Lightness and humor change to satire and a critical edge. Like Frost, Roethke uses the rhythm of his verse to carry the reader along, like a waltz, but one that becomes increasingly dizzying as the reader realizes the confusion, even terror, the child feels. The child's reference to his father as 'you' helps the reader feel the emotions more immediately and drives home the physical closeness of father and child. It also enforces a tone that is almost accusatory. Hayden's poem moves from a description of the father, to the speaking 'I' of his young son, to the matured recognition and remorse of the now grown poet. The shattering paradox of a laboring father who warms the house and polishes his son's good shoes but is greeted with indifference is not lost on the reader.
Yet, the affection demonstrated by the father is through the provision of physical comforts (survival) and the son seems to yearn for something more, or at least is not able to see the affection demonstrated in his father's labors. The tone is gentle, harsh, and remorseful, all in one, set against a backdrop of intense cold. The description of a cold that is 'blueblack' evokes a bruised pain. The 'cold splintering, breaking' can serve as metaphor for wood that may have been broken and splintered to produce a warm fire, but the 'hearing' of the cold 'splintering, breaking' drives home the fierceness and almost solid presence of the cold.

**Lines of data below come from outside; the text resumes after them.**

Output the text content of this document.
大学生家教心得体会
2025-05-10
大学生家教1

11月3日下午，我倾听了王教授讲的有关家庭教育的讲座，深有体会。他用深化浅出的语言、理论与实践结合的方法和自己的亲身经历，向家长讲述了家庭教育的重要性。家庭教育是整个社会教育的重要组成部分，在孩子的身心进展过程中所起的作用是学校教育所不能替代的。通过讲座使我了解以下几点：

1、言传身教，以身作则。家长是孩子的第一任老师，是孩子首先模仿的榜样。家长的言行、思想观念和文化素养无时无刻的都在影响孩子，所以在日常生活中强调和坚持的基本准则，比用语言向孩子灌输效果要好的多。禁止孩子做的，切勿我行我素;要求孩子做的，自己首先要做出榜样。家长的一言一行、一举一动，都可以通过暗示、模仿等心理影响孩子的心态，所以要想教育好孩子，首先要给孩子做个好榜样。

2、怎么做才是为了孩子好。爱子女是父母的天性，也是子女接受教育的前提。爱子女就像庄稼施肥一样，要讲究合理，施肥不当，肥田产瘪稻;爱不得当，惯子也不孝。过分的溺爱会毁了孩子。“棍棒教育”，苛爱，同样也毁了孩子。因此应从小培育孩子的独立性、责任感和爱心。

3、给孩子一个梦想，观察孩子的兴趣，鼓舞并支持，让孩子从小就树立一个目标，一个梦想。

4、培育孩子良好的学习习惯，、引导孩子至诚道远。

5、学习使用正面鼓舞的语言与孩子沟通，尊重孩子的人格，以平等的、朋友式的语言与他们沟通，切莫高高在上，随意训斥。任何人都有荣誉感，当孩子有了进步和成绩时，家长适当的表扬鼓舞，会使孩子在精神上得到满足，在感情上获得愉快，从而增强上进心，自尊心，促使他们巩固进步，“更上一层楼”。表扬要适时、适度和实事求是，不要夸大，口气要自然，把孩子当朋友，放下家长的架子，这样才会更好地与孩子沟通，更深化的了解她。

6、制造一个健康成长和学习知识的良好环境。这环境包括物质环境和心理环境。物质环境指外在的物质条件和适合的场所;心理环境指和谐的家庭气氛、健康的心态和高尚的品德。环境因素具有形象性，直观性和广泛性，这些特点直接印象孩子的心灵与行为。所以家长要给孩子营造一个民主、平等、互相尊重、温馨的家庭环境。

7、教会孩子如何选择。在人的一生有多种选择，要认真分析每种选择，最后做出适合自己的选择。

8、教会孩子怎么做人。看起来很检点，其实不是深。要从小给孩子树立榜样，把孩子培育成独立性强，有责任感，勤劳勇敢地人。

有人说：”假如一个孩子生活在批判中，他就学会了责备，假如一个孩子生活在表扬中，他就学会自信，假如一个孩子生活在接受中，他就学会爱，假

2) Robert Hayden's 'Those Winter Sundays,' does not fit neatly into the traditional definition of either English or Italian sonnets. Because it is written in free verse, it does not have an easy, obvious rhyming scheme that would identify it with either sonnet forms. The stanza organization of the poem has characteristics of both sonnet forms. Hayden's poem does not fit the strict definition of an octet followed by a sextet usually ascribed to an Italian sonnet. A turn could be read to occur at the end of line nine, when the audience realizes that even the son is prone to the indifference and ingratitude hinted at in line five. This turn, however, is not as strong in tone and directness as the somewhat epigrammatic turn presented in the concluding couplet, making the poem more like an English sonnet.
This turn is foreshadowed by the phrase in line five, 'No one ever thanked him. '.